Apesar dos avanços do conhecimento na área da Saúde do Trabalhador, o referencial do trabalho como dimensão fundamental das condições de vida ainda não é uma questão suficientemente assumida na prática cotidiana da saúde pública e das políticas de prevenção e promoção. A Política Nacional de Saúde do Trabalhador e da Trabalhadora (PNST), instituída em 2012 e a realização da 4ª Conferência Nacional de Saúde do Trabalhador e da Trabalhadora (4ª CNST), em 2014, são fundamentais para o debate.

Nos temas mais atuais está a terceirização do trabalho, que tem levado o deslocamento de indústrias e empresas com atividades poluentes e de maior risco das regiões do Sul e Sudeste para regiões menos desenvolvidas do Brasil, principalmente para o Norte e Nordeste – locais de menor controle social, caracterizando a nova divisão do risco à saúde no mundo do trabalho. Outro tema que estará em debate é a generalização da terceirização decorrente do processo de reestruturação produtiva que resulta na precarização do trabalho – a exemplo do trabalho da criança de do adolescente, do trabalho tardio, da redução da proteção à maternidade no trabalho dentre outros aspectos. A contratação dos terceirizados por cooperativas que não assumem compromissos com a continuidade da responsabilidade de vínculo também se junta ao rol de temas durante o congresso.

Em outubro de 2013, durante o Congresso de Politicas e Planejamento da Abrasco, o GT Saúde do Trabalhador se manifestou sobre o Projeto de Lei nº 4.330/2004 – a chamada Lei da Terceirização que prevê a contratação de serviços terceirizados para qualquer atividade de determinada empresa, sem estabelecer limites ao tipo de serviço que pode ser alvo de terceirização.

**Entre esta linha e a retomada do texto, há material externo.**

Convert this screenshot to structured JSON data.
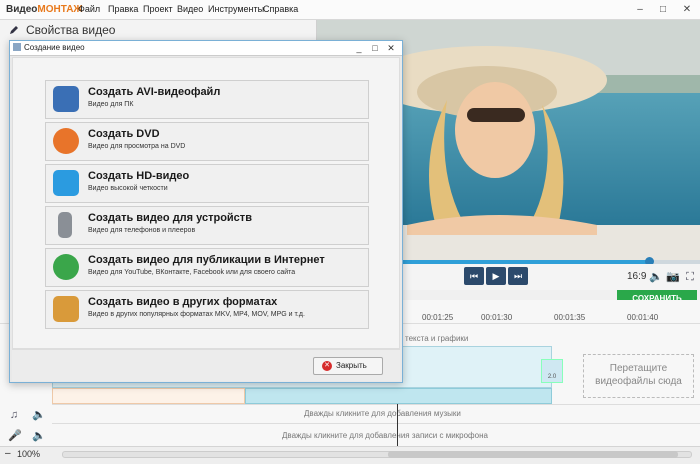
{
  "app": {
    "logo_prefix": "Видео",
    "logo_brand": "МОНТАЖ",
    "menu": [
      "Файл",
      "Правка",
      "Проект",
      "Видео",
      "Инструменты",
      "Справка"
    ],
    "window_controls": [
      "–",
      "□",
      "✕"
    ]
  },
  "left_panel": {
    "title": "Свойства видео"
  },
  "player": {
    "aspect_ratio": "16:9",
    "progress": 0.87,
    "save_button": "СОХРАНИТЬ ВИДЕО",
    "buttons": [
      "⏮",
      "▶",
      "⏭"
    ]
  },
  "timeline": {
    "ticks": [
      "00:01:25",
      "00:01:30",
      "00:01:35",
      "00:01:40"
    ],
    "text_track_hint": "текста и графики",
    "drop_zone": "Перетащите видеофайлы сюда",
    "thumb_label": "2.0",
    "music_hint": "Дважды кликните для добавления музыки",
    "mic_hint": "Дважды кликните для добавления записи с микрофона",
    "zoom": "100%",
    "zoom_minus": "–"
  },
  "dialog": {
    "title": "Создание видео",
    "controls": [
      "_",
      "□",
      "✕"
    ],
    "options": [
      {
        "title": "Создать AVI-видеофайл",
        "subtitle": "Видео для ПК",
        "icon": "avi-file-icon",
        "color": "#3a6fb5"
      },
      {
        "title": "Создать DVD",
        "subtitle": "Видео для просмотра на DVD",
        "icon": "dvd-disc-icon",
        "color": "#e8742a"
      },
      {
        "title": "Создать HD-видео",
        "subtitle": "Видео высокой четкости",
        "icon": "hd-monitor-icon",
        "color": "#2b9be0"
      },
      {
        "title": "Создать видео для устройств",
        "subtitle": "Видео для телефонов и плееров",
        "icon": "phone-device-icon",
        "color": "#8a8f96"
      },
      {
        "title": "Создать видео для публикации в Интернет",
        "subtitle": "Видео для YouTube, ВКонтакте, Facebook или для своего сайта",
        "icon": "globe-internet-icon",
        "color": "#3aa64a"
      },
      {
        "title": "Создать видео в других форматах",
        "subtitle": "Видео в других популярных форматах MKV, MP4, MOV, MPG и т.д.",
        "icon": "film-reel-icon",
        "color": "#d99a3a"
      }
    ],
    "close_button": "Закрыть"
  }
}
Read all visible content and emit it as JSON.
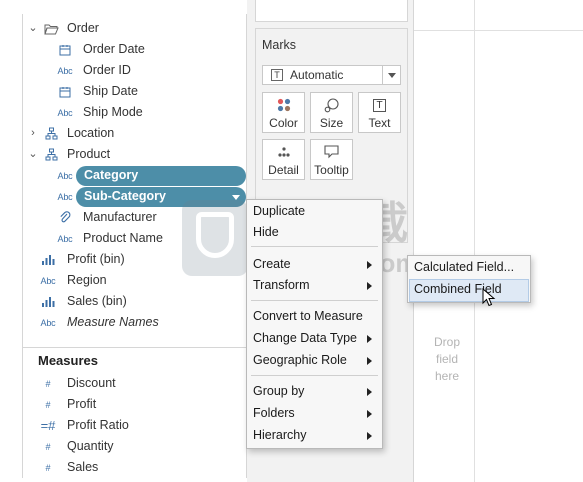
{
  "dimensions": {
    "order": {
      "label": "Order",
      "fields": [
        {
          "label": "Order Date",
          "icon": "calendar-icon"
        },
        {
          "label": "Order ID",
          "icon": "abc-icon",
          "icon_text": "Abc"
        },
        {
          "label": "Ship Date",
          "icon": "calendar-icon"
        },
        {
          "label": "Ship Mode",
          "icon": "abc-icon",
          "icon_text": "Abc"
        }
      ]
    },
    "location": {
      "label": "Location",
      "icon": "hierarchy-icon"
    },
    "product": {
      "label": "Product",
      "icon": "hierarchy-icon",
      "fields": [
        {
          "label": "Category",
          "icon": "abc-icon",
          "icon_text": "Abc",
          "selected": true
        },
        {
          "label": "Sub-Category",
          "icon": "abc-icon",
          "icon_text": "Abc",
          "selected": true
        },
        {
          "label": "Manufacturer",
          "icon": "paperclip-icon"
        },
        {
          "label": "Product Name",
          "icon": "abc-icon",
          "icon_text": "Abc"
        }
      ]
    },
    "others": [
      {
        "label": "Profit (bin)",
        "icon": "bin-icon"
      },
      {
        "label": "Region",
        "icon": "abc-icon",
        "icon_text": "Abc"
      },
      {
        "label": "Sales (bin)",
        "icon": "bin-icon"
      },
      {
        "label": "Measure Names",
        "icon": "abc-icon",
        "icon_text": "Abc"
      }
    ]
  },
  "measures": {
    "title": "Measures",
    "fields": [
      {
        "label": "Discount",
        "icon": "hash-icon"
      },
      {
        "label": "Profit",
        "icon": "hash-icon"
      },
      {
        "label": "Profit Ratio",
        "icon": "calc-hash-icon"
      },
      {
        "label": "Quantity",
        "icon": "hash-icon"
      },
      {
        "label": "Sales",
        "icon": "hash-icon"
      }
    ]
  },
  "marks": {
    "title": "Marks",
    "mark_type": "Automatic",
    "mark_type_icon": "T",
    "buttons": [
      {
        "label": "Color",
        "icon": "color-dots-icon"
      },
      {
        "label": "Size",
        "icon": "size-icon"
      },
      {
        "label": "Text",
        "icon": "text-icon",
        "icon_text": "T"
      },
      {
        "label": "Detail",
        "icon": "detail-dots-icon"
      },
      {
        "label": "Tooltip",
        "icon": "tooltip-icon"
      }
    ]
  },
  "canvas": {
    "drop_hint": [
      "Drop",
      "field",
      "here"
    ]
  },
  "context_menu": {
    "items": [
      {
        "label": "Duplicate",
        "submenu": false
      },
      {
        "label": "Hide",
        "submenu": false
      },
      {
        "label": "Create",
        "submenu": true
      },
      {
        "label": "Transform",
        "submenu": true
      },
      {
        "label": "Convert to Measure",
        "submenu": false
      },
      {
        "label": "Change Data Type",
        "submenu": true
      },
      {
        "label": "Geographic Role",
        "submenu": true
      },
      {
        "label": "Group by",
        "submenu": true
      },
      {
        "label": "Folders",
        "submenu": true
      },
      {
        "label": "Hierarchy",
        "submenu": true
      }
    ],
    "create_submenu": [
      {
        "label": "Calculated Field...",
        "highlighted": false
      },
      {
        "label": "Combined Field",
        "highlighted": true
      }
    ]
  },
  "watermark": {
    "cn_text": "安下载",
    "url_text": "anxz.com"
  },
  "colors": {
    "selection_pill": "#4d8ea8",
    "dimension_icon": "#3c6fa6",
    "measure_icon": "#2e8b57",
    "menu_highlight": "#dfe9f5"
  }
}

Segundo a coordenadora do GT, professora Jandira Maciel da Silva (Departamento de Medicina Preventiva e Social da Faculdade de Medicina da UFMG), “é necessária a reorganização do grupo, à luz dos grandes desafios que se apresentam para a área, considerando o cenário atual do mundo do trabalho, caracterizado pela precarização das condições e das relações de relações de trabalho, pela terceirização, pela intensificação dos processos de adoecimentos e de mortalidade dos trabalhadores, pela violência no trabalho, pelos danos ambientais advindos de processos produtivos danosos, a exemplo dos agrotóxicos, entre outros pontos. Precisamos discutir a contribuição do GT para a construção e implantação de políticas públicas compromissadas com a Saúde do Trabalhador, com destaque, neste momento, para a PNST – Política Nacional de Saúde do Trabalhador, entre outras questões. Tudo isto, na perspectiva da intersetorialidade e da articulação com outros GTs” explica Jandira.